6/7. Price it Right: Parking and Roads
Tumlin made the point that we use market pricing everywhere to balance supply and demand except when it comes to roads and parking. For those, we use Soviet-style planning which leads to a host of issues like endless road building and endless congestion which suck billions of dollars from the economy. To eliminate congestion, only 10% of auto trips need to shift modes or disappear. Tumlin says that we should price our roads at the lowest price possible which will eliminate congestion.

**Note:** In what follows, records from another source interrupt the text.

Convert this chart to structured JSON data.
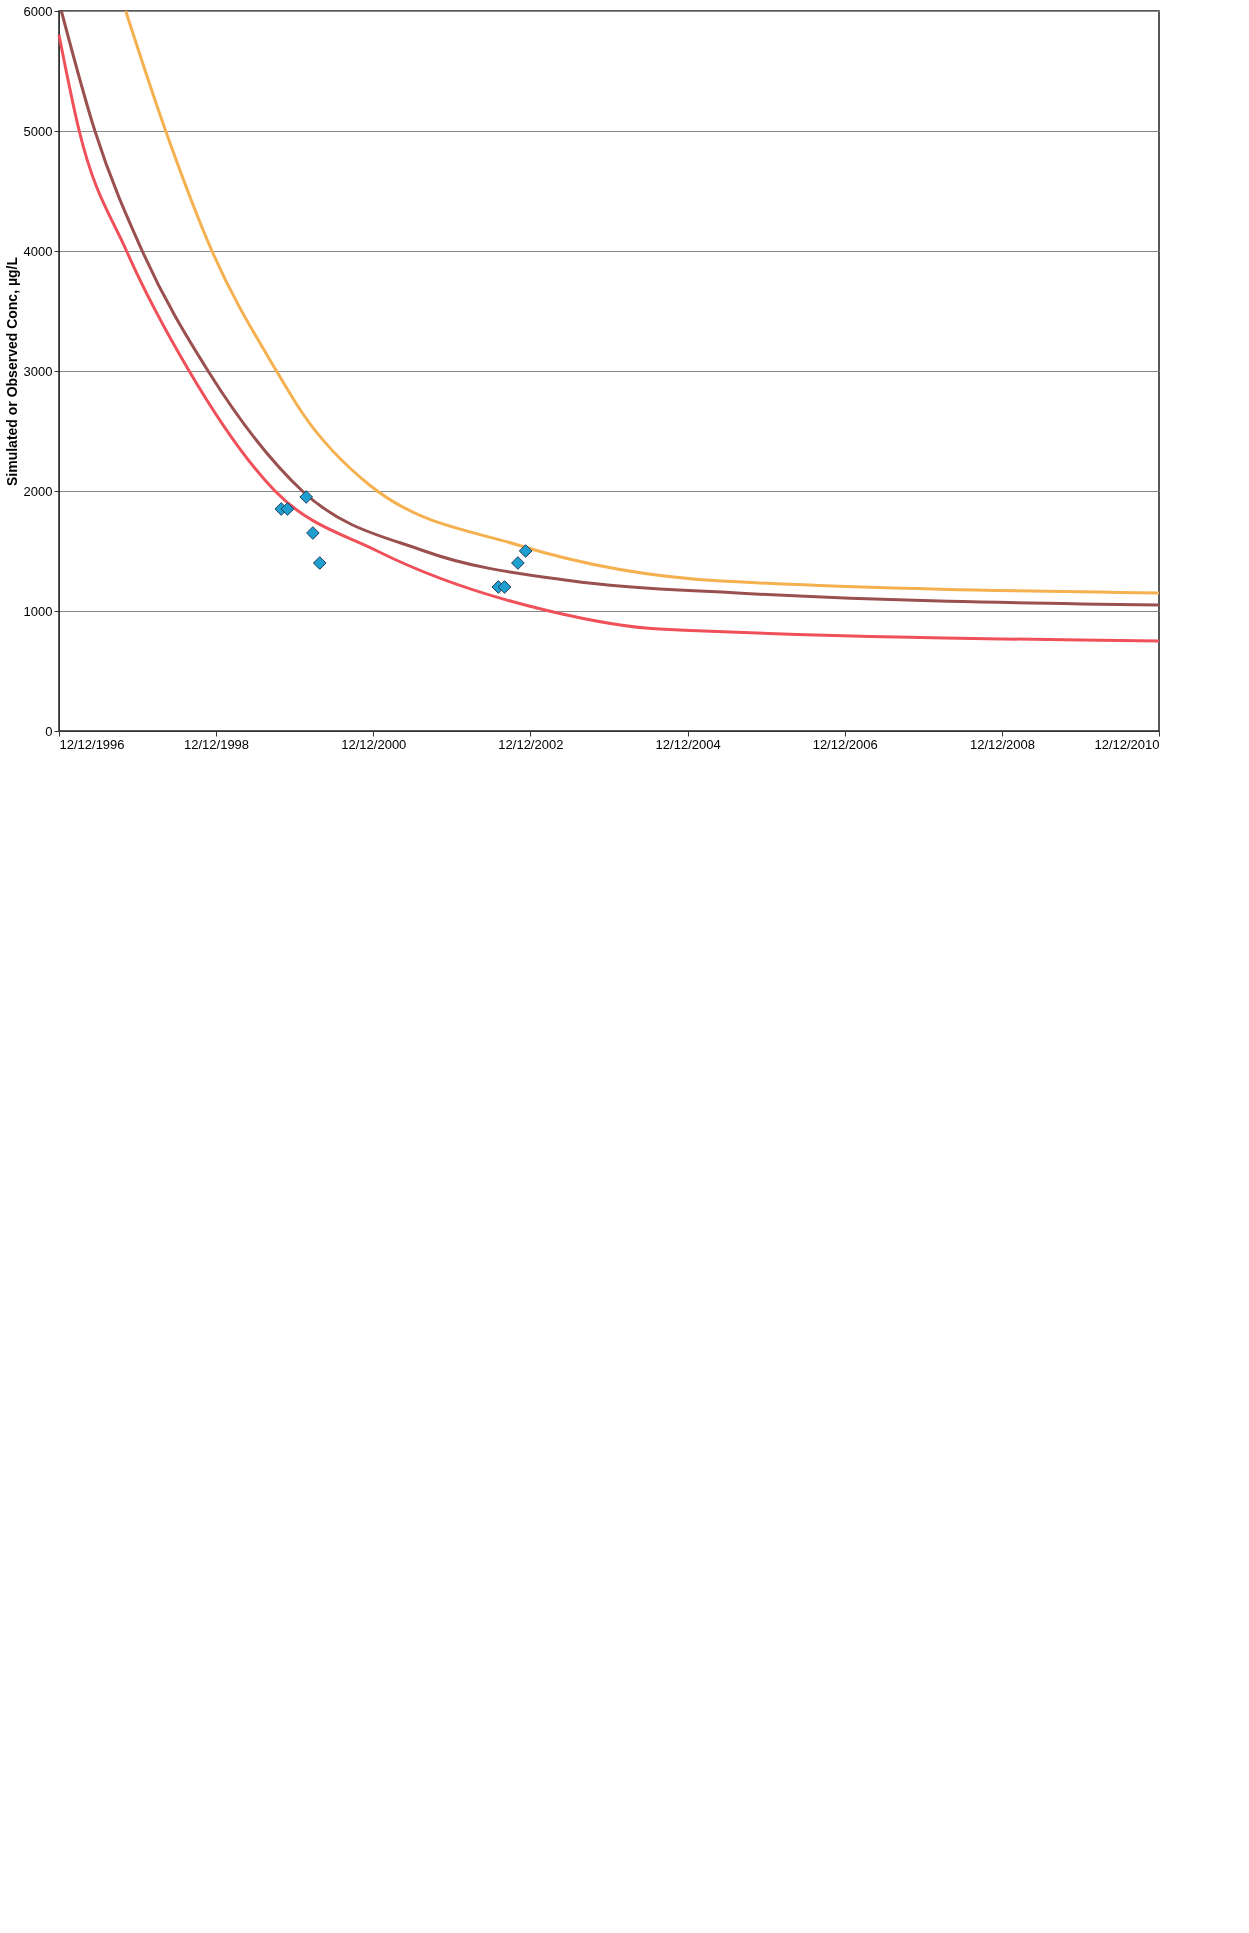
{
  "chart_data": {
    "type": "line",
    "ylabel": "Simulated or Observed Conc, µg/L",
    "xlim": [
      "1996-12-12",
      "2010-12-12"
    ],
    "xticks": [
      {
        "value": "1996-12-12",
        "label": "12/12/1996"
      },
      {
        "value": "1998-12-12",
        "label": "12/12/1998"
      },
      {
        "value": "2000-12-12",
        "label": "12/12/2000"
      },
      {
        "value": "2002-12-12",
        "label": "12/12/2002"
      },
      {
        "value": "2004-12-12",
        "label": "12/12/2004"
      },
      {
        "value": "2006-12-12",
        "label": "12/12/2006"
      },
      {
        "value": "2008-12-12",
        "label": "12/12/2008"
      },
      {
        "value": "2010-12-12",
        "label": "12/12/2010"
      }
    ],
    "ylim": [
      0,
      6000
    ],
    "yticks": [
      0,
      1000,
      2000,
      3000,
      4000,
      5000,
      6000
    ],
    "grid": "y",
    "line_style": "solid",
    "series": [
      {
        "color": "#f5b050",
        "x": [
          "1997-10-18",
          "1998-04-22",
          "1998-11-23",
          "1999-09-19",
          "2000-01-17",
          "2000-11-24",
          "2002-10-15",
          "2005-05-18",
          "2010-12-12"
        ],
        "values": [
          6000,
          5000,
          4000,
          3000,
          2650,
          2050,
          1550,
          1250,
          1150
        ]
      },
      {
        "color": "#9b5050",
        "x": [
          "1996-12-23",
          "1997-05-28",
          "1998-01-03",
          "1998-11-05",
          "2000-01-17",
          "2001-08-06",
          "2003-06-26",
          "2005-07-30",
          "2010-12-12"
        ],
        "values": [
          6000,
          5000,
          4000,
          3000,
          2000,
          1500,
          1250,
          1150,
          1050
        ]
      },
      {
        "color": "#f0505a",
        "x": [
          "1996-12-12",
          "1997-03-16",
          "1997-10-22",
          "1998-08-09",
          "1999-09-12",
          "2000-12-30",
          "2003-03-09",
          "2004-08-02",
          "2010-12-12"
        ],
        "values": [
          5800,
          5000,
          4000,
          3000,
          2000,
          1500,
          1000,
          850,
          750
        ]
      },
      {
        "type": "scatter",
        "color": "#1f9fcf",
        "marker": "diamond",
        "x": [
          "1999-10-11",
          "1999-11-09",
          "2000-02-04",
          "2000-03-06",
          "2000-04-07",
          "2002-07-16",
          "2002-08-14",
          "2002-10-15",
          "2002-11-20"
        ],
        "values": [
          1850,
          1850,
          1950,
          1650,
          1400,
          1200,
          1200,
          1400,
          1500
        ]
      }
    ]
  }
}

When it comes to parking, Tumlin suggests that we do away with minimum parking requirement and use technology and market pricing to ensure that there are always a few empty spaces available in commercial areas. He also believes we should built “Park Once” districts which share common parking in otherwise walkable areas.

8. Create a New Vision
Tumlin says that we need to stop believing the lies from the auto industry about how driving gives us freedom and gets us sex, we need to find a new vision for our cities. Some of Tumlin’s suggestions include:
-Looking at meeting human needs at a human scale
-Making walking a pleasure everywhere for everyone
-Making cycling comfortable for all ages with separated and off-street bike lanes
-Meeting the needs of daily life by making them a walk away
-Making transit fast, frequent, reliable and dignified
-Ensuring that everyone knows and loves their neighbourhood
-Making sure food and energy are local
-Building communities where social networks are fostered
-Building ubiquitous beauty in our urban fabric

I enjoy these lectures, but I always get disappointed after leaving. I wish our elected officials would attend these lectures. I wonder what changes we would see if the Ministry of Transportation or old-time Councillors listened to these lectures and embraced these ideas.